Zing Forum

Reading

Fundus-R1: A Knowledge-Aware Multimodal Large Model for Fundus Image Analysis Trained on Public Data

This article introduces the Fundus-R1 model, the first multimodal large model for fundus image analysis trained exclusively on public datasets. Using RAG to generate knowledge-aware reasoning chains and RLVR enhanced by process rewards, it outperforms general-purpose models on multiple benchmarks.

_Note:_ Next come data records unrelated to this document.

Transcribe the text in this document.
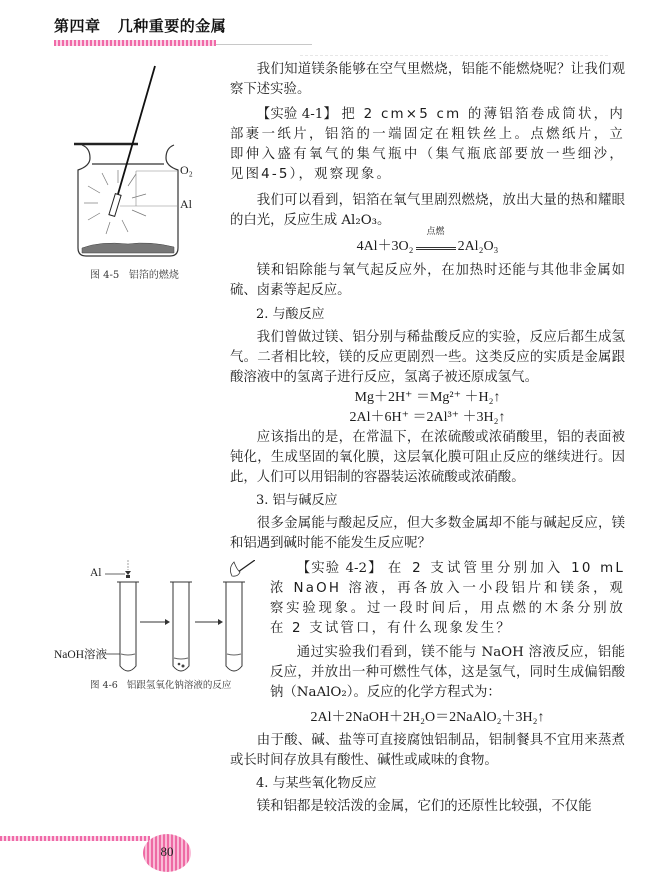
第四章 几种重要的金属
O₂
Al
图 4-5   铝箔的燃烧

我们知道镁条能够在空气里燃烧，铝能不能燃烧呢？让我们观察下述实验。

【实验 4-1】 把 2 cm×5 cm 的薄铝箔卷成筒状，内部裹一纸片，铝箔的一端固定在粗铁丝上。点燃纸片，立即伸入盛有氧气的集气瓶中（集气瓶底部要放一些细沙，见图4-5），观察现象。

我们可以看到，铝箔在氧气里剧烈燃烧，放出大量的热和耀眼的白光，反应生成 Al₂O₃。

4Al＋3O₂
点燃
2Al₂O₃

镁和铝除能与氧气起反应外，在加热时还能与其他非金属如硫、卤素等起反应。

2. 与酸反应

我们曾做过镁、铝分别与稀盐酸反应的实验，反应后都生成氢气。二者相比较，镁的反应更剧烈一些。这类反应的实质是金属跟酸溶液中的氢离子进行反应，氢离子被还原成氢气。

Mg＋2H⁺ ＝Mg²⁺ ＋H₂↑

2Al＋6H⁺ ＝2Al³⁺ ＋3H₂↑

应该指出的是，在常温下，在浓硫酸或浓硝酸里，铝的表面被钝化，生成坚固的氧化膜，这层氧化膜可阻止反应的继续进行。因此，人们可以用铝制的容器装运浓硫酸或浓硝酸。

3. 铝与碱反应

很多金属能与酸起反应，但大多数金属却不能与碱起反应，镁和铝遇到碱时能不能发生反应呢？

【实验 4-2】 在 2 支试管里分别加入 10 mL 浓 NaOH 溶液，再各放入一小段铝片和镁条，观察实验现象。过一段时间后，用点燃的木条分别放在 2 支试管口，有什么现象发生？

通过实验我们看到，镁不能与 NaOH 溶液反应，铝能反应，并放出一种可燃性气体，这是氢气，同时生成偏铝酸钠（NaAlO₂）。反应的化学方程式为：

2Al＋2NaOH＋2H₂O＝2NaAlO₂＋3H₂↑

由于酸、碱、盐等可直接腐蚀铝制品，铝制餐具不宜用来蒸煮或长时间存放具有酸性、碱性或咸味的食物。

4. 与某些氧化物反应

镁和铝都是较活泼的金属，它们的还原性比较强，不仅能

Al
NaOH溶液
图 4-6   铝跟氢氧化钠溶液的反应
80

Fundus-R1眼底图像分析多模态大模型RAG强化学习医学AI公开数据训练知识感知推理
Published 2026-04-09 22:55Recent activity 2026-04-10 10:18Estimated read 4 min
Fundus-R1: A Knowledge-Aware Multimodal Large Model for Fundus Image Analysis Trained on Public Data
1

Section 01

[Introduction] Fundus-R1: The First Knowledge-Aware Multimodal Large Model for Fundus Images Trained on Public Data

This article introduces the Fundus-R1 model, the first multimodal large model for fundus image analysis trained exclusively on public datasets. Using RAG to generate knowledge-aware reasoning chains and RLVR enhanced by process rewards, it outperforms general-purpose models on multiple benchmarks. This model addresses the barrier of existing fundus MLLMs relying on internal data, providing a new path for the democratization of medical AI.

2

Section 02

[Background] Importance of Fundus Diagnosis and Data Barriers of Existing Methods

Fundus imaging is a core method for ophthalmic disease screening, but insufficient numbers of professional doctors lead to low coverage. Existing high-performance fundus MLLMs rely on internal datasets, hindering research reproducibility; only 94% of public datasets have image-level labels, and the lack of fine-grained annotations limits model training.

3

Section 03

[Methodology] Two Key Technical Innovations of Fundus-R1

  1. RAG-driven Reasoning Chain: Extract visual features → Retrieve medical knowledge base → Construct reasoning chain from features to diagnosis, providing interpretable basis and supervision signals; 2. Process Reward-Enhanced RLVR: Evaluate logical coherence and knowledge correctness of the reasoning chain, incentivizing the generation of rigorous and reliable diagnostic reports.
4

Section 04

[Evidence] Experimental Validation and Ablation Study Results

It significantly outperforms baselines like Qwen2.5-VL on three benchmarks: FunBench, Omni-Fundus, and GMAI-Fundus; ablation studies show that the combination of RAG and process rewards yields the best results, and even small knowledge bases can improve performance. The model has advantages in classification accuracy, reasoning rationality, and generalization ability.

5

Section 05

[Conclusion] Significance and Impact of Fundus-R1

It breaks the perception that "high performance relies on proprietary data", provides an open-source reproducible baseline to accelerate the progress of ophthalmic AI; promotes the democratization of medical AI, allowing more institutions to participate in research and development, benefiting a wider range of patient groups.

6

Section 06

[Future Directions] Limitations and Follow-up Research Plans

Limitations: Insufficient diversity of public data, gaps between reasoning chains and expert-level ones; Future directions: Expand the knowledge base to cover rare diseases, optimize reasoning chains through human-machine collaboration, and extend to modal analysis such as OCT and UWF.